Um misto de frustração e esperança tomava conta de corações e mentes Brasil adentro. Além da frustração pela derrota da “Diretas Já”, o povo sentia-se órfão pela morte repentina de Tancredo [após a eleição no Colégio Eleitoral] e a ascenção do vice José Sarney. Por outro lado, a população estava esperançosa por dias melhores, vivendo sob o impacto do Plano Cruzado [que, dentre outras medidas, mudou a nossa antiga moeda de cruzado para cruzeiro e congelou os preços do varejo]. Foi a época em que muita gente virou “fiscal do Sarney”.
O País vivia o clima da Assembleia Nacional Constituinte e o movimento social estava em efervescência. A CUT liderava a luta sindical e vários sindicalistas pelegos eram derrotados. Pipocavam greves por todo o país e a bandeira da Reforma Agrária ganhava força com o surgimento do MST que enfrentava os latifundiários reunidos na sanguinária União Democrática Ruralista (UDR). O PT, que havia boicotado o Colégio Eleitoral, crescia nacionalmente e tinha eleito, em 1985, a primeira prefeita do partido, Maria Luíza Fontenele, em Fortaleza (CE). O movimento estudantil também ressurgia com a UNE e os grêmios livres.
Na Bahia, havia um clima de esperança e alma lavada após a eleição, em 1986, de Waldir Pires para governador, derrotando Josaphat Marinho, então candidato do caudilho Antonio Carlos Magalhães (ACM), que dominava a política baiana a “mão-de-ferro” havia 20 anos. E foi a partir da campanha de Waldir , após um encontro pessoal com ele, que eu, um adolescente negro de apenas 14 anos, comecei a me interessar por política.
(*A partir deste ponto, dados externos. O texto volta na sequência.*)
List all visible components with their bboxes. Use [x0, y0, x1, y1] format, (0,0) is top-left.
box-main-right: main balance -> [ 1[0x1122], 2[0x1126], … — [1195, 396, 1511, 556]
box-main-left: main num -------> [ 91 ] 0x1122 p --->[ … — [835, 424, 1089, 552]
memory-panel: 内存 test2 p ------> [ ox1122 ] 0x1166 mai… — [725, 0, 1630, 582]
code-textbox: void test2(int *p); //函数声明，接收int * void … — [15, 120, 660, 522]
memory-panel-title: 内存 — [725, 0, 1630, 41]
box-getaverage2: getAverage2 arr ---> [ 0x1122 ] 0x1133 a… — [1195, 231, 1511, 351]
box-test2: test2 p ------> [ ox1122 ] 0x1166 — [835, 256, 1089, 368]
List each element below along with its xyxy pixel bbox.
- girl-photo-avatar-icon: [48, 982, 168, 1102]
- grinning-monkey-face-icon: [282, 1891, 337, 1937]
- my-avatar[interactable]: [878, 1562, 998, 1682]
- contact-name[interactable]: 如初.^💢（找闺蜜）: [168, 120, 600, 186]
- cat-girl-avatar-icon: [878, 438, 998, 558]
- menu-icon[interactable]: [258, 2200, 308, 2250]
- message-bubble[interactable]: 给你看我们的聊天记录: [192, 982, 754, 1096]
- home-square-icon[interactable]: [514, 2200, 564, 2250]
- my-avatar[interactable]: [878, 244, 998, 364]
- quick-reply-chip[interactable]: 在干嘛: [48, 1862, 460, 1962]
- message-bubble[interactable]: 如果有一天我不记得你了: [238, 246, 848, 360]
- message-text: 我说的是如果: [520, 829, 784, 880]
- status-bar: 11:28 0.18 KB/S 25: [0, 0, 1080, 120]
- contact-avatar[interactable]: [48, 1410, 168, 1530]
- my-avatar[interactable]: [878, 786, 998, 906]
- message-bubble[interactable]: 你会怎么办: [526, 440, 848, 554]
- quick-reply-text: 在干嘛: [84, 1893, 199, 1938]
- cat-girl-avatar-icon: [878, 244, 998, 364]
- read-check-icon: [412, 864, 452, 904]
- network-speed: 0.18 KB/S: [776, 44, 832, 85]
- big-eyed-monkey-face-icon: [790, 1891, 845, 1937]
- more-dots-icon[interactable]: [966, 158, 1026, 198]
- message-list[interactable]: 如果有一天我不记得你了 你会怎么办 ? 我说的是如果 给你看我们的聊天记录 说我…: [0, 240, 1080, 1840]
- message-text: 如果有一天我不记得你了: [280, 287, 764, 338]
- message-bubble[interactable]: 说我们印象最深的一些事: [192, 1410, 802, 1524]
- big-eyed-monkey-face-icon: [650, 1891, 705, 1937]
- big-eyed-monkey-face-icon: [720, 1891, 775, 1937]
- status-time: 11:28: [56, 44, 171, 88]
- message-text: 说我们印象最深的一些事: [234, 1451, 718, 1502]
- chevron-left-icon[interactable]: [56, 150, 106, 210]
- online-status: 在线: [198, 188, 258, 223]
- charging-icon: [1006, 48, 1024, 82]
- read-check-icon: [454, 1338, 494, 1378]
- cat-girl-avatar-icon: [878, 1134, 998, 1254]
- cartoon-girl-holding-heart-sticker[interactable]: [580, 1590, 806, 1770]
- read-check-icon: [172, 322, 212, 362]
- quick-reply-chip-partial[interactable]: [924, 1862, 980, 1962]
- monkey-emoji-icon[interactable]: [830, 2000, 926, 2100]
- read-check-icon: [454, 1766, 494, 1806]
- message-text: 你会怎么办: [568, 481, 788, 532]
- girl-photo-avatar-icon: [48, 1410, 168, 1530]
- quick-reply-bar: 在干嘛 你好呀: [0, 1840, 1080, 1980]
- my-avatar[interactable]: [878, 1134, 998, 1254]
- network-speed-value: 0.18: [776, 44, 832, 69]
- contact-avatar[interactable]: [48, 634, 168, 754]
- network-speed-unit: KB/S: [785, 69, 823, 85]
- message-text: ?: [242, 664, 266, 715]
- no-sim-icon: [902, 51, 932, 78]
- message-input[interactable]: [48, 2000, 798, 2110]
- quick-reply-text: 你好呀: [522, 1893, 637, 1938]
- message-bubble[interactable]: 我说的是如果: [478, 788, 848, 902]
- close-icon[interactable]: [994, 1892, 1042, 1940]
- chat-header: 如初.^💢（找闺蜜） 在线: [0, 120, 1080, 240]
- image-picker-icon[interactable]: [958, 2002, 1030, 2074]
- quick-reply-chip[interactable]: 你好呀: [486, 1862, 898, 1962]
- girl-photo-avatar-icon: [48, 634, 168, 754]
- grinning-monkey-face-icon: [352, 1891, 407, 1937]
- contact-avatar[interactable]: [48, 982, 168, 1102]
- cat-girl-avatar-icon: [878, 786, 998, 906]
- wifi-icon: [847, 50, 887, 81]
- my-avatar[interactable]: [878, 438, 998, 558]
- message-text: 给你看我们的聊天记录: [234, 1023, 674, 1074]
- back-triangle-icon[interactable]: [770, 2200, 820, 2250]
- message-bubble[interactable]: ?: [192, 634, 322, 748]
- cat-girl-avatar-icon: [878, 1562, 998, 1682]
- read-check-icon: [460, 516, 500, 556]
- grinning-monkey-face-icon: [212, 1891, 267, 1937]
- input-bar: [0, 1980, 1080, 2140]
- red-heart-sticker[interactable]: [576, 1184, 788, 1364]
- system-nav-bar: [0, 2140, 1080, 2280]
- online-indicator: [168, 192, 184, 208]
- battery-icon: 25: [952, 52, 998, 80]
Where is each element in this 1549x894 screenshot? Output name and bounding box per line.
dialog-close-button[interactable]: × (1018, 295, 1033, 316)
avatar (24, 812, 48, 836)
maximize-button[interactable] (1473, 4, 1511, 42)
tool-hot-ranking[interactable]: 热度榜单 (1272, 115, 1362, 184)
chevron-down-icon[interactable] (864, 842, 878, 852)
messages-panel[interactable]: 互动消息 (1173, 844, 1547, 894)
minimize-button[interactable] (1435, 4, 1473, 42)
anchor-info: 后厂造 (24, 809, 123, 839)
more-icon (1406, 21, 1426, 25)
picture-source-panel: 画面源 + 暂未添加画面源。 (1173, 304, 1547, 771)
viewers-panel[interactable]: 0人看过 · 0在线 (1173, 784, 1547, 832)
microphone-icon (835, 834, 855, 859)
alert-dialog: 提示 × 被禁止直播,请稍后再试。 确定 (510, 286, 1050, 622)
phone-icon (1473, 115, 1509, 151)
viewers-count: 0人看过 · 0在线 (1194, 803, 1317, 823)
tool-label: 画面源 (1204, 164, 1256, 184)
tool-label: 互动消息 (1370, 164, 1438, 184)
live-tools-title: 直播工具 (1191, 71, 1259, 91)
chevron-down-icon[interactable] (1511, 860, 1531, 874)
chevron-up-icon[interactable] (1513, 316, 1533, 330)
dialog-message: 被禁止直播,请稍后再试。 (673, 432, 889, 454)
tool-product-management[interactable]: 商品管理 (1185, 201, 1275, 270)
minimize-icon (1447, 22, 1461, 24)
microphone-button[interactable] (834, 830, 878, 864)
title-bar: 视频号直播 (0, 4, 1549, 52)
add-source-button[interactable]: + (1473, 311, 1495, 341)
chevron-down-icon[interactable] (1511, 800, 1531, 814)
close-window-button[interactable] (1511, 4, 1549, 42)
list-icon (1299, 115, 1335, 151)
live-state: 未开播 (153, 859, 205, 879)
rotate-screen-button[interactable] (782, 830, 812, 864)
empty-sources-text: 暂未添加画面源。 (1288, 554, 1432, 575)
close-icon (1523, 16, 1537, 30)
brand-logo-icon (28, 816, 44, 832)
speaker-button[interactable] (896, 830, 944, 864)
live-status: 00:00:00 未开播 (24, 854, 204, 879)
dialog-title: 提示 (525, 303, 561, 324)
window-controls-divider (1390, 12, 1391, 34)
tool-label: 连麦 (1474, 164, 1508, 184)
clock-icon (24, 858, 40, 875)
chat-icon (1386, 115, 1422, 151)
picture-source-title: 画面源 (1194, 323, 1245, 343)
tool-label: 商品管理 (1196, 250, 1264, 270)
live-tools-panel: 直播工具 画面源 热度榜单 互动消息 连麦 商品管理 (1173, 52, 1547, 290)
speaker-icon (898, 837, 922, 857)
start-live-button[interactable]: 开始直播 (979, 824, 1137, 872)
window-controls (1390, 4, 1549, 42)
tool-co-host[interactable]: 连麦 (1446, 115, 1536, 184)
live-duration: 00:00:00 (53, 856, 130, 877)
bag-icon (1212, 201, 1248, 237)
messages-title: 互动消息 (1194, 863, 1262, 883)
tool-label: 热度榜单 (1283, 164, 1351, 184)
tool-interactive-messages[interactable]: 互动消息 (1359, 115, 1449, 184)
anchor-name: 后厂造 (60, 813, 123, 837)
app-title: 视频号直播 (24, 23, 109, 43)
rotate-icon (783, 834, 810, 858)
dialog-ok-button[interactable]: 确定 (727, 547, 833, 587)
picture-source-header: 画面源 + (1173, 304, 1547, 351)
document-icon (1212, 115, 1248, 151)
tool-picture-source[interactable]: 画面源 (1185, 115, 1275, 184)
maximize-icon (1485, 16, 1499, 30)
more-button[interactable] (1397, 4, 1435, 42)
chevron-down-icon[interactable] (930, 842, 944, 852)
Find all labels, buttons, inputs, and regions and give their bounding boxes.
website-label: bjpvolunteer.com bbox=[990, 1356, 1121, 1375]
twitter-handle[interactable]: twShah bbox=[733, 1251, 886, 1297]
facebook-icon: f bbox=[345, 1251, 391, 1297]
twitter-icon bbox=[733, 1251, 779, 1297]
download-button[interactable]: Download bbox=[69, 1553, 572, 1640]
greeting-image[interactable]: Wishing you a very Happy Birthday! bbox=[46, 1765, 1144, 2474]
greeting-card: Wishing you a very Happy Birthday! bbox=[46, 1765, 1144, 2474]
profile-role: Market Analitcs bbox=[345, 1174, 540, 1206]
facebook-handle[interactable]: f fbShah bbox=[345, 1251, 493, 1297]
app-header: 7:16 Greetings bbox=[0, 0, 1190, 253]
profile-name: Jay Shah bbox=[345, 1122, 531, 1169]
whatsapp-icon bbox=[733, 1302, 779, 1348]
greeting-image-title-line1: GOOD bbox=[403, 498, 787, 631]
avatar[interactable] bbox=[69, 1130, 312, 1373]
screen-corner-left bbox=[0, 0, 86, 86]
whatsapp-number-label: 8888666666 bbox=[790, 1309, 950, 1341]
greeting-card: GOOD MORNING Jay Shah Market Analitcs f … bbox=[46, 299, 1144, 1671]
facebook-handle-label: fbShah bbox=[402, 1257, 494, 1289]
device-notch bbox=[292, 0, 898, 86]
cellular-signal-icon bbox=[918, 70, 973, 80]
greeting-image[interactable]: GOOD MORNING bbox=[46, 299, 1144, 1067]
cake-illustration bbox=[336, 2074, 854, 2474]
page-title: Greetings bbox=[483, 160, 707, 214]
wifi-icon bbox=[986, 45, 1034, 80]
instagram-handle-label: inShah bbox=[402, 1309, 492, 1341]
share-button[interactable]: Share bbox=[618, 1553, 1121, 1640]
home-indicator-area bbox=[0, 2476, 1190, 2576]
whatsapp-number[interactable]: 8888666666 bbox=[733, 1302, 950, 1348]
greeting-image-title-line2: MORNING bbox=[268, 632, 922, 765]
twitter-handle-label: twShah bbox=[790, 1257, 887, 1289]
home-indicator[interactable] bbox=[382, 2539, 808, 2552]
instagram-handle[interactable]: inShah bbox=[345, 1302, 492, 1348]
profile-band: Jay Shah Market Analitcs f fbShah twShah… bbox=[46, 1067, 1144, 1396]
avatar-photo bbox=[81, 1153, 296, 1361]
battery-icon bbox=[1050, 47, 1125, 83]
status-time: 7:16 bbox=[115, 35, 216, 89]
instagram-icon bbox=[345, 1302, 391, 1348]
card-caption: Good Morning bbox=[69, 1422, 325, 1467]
Apesar de jacobinense, na época morava em Itaberaba e lá, estudante da 8ª série, participei das primeiras lutas pela implantação dos grêmios livres após a ditadura de 64.
Mas, foi após ler o livro “Lamarca, O Capitão da Guerrilha”, dos jornalistas Emiliano José e Oldack Miranda, que adquiri consciência política e resolvi ingressar no Partido dos Trabalhadores, ainda em 1985.
De volta a Jacobina, em 1987, para estudar agrotécnica no Colégio Euzébio de Queiroz, me aproximei dos companheiros que haviam fundado aqui o Sindicato dos Mineiros, após terem realizado a mais longa greve de operários depois do regime militar. Foram 45 dias de paralisação, em 1985, que chamaram a atenção do Brasil para a situação dos mineiros de Jacobina. Época em que muitos líderes sindicais e políticos surgiram, a exemplo de Totonho, Jubilino Carneiro, dentre outros, a maioria orientada pelo então estudante de Direito Emannuel “Das Cachorras”.
Foi nesse período de intensa luta social e de formação de novos militantes que Luiz Carlos Prestes, o “Cavaleiro da Esperança”, veio a Jacobina. Após palestras feitas em Salvador e Feira de Santana, o hoje deputado Afonso Florence, na época estudante da Ufba e um dos articuladores dos eventos, colocou a possibilidade de trazer o velho comunista para a nossa cidade. Tudo muito rápido e quase não houve tempo de organizar, tivemos apenas dois ou três dias para isso.
Mesmo nós do PT tendo discordâncias com os seus métodos e questionamentos à sua trajetória, era impossível não se render a um fato de extrema relevância que era a visita do velho Prestes a Jacobina. Conhecê-lo pessoalmente mexeu com o nosso imaginário de maneira positiva e fizemos todo o esforço para anunciar e realizar a palestra.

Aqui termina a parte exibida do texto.